RESERVOIR HETEROGENEITY CHARACTERIZATION OF THE BIGHORN DOLOMITE FOR CO2 GEOSEQUESTRATION, MOXA ARCH, SE WYOMING


LYNDS, Ranie, Department of Geology and Geophysics, University of Wyoming, 1000 E. University Ave, Dept. 3006, Laramie, WY 82071 and CAMPBELL-STONE, Erin, Department of Geology and Geophysics, University of Wyoming, Dept. 3006, 1000 University Avenue, Laramie, WY 82071, lynds@uwyo.edu

Accurate and thorough geologic site characterization is crucial to choosing and engineering a location for long-term subsurface storage of carbon dioxide. Characteristics of a viable site include large reservoir capacity, permeability values that allow reasonable injection rates, geomechanical and geochemical conditions that will trap the CO2 without severely occluding porosity, and an effective structural or stratigraphic seal. As federal and state governments incorporate these characteristics into regulations for geologic sequestration of CO2, geoscientists are working to assess these attributes and conduct preliminary modeling necessary for permitting. Unlike subsurface models designed to predict potential hydrocarbon reservoirs, CO2 geosequestration models must correctly forecast storage capability and predict leakage risk for thousands of years. It is therefore imperative that models consider micro, local, and regional variations in the potential injection zone and seals.

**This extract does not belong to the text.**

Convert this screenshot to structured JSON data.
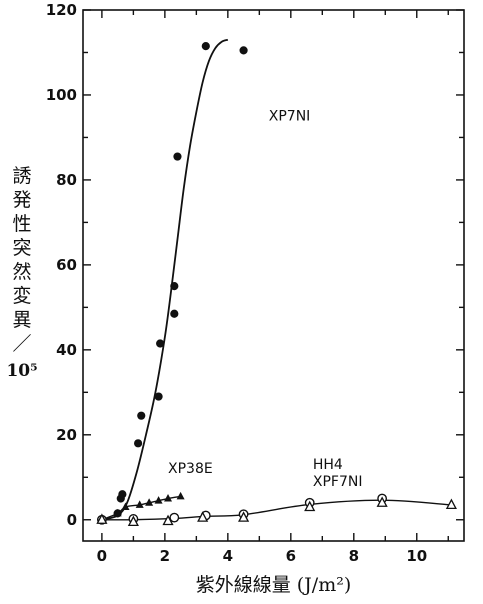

The importance of considering these scale variations is exemplified by the Moxa Arch of southwestern Wyoming, where the Ordovician Bighorn Dolomite is a potential storage reservoir. The Bighorn Dolomite displays centimeter-scale porosity variations from the dolomitization process and subsequent compaction. Compaction and folding worked to chemically and mechanically deform the reservoir, resulting in a complex stylolite and fracture network. Porosity differences, stylolites, and fractures combine to form baffles and barriers to flow, and may be responsible for reservoir compartmentalization at the micro to local scale. The overlying potential seal, the Darby Formation, further complicates the issue because it represents an onlapping series of sub- to peritidal dolomitized sandstone, siltstone, and claystone. The lithologic variation in this seal is significant and should be characterized within a regional stratigraphic framework. Only with detailed analyses of multi-scale heterogeneities can reservoirs such as the Bighorn Dolomite be confidently utilized for long-term CO2 storage.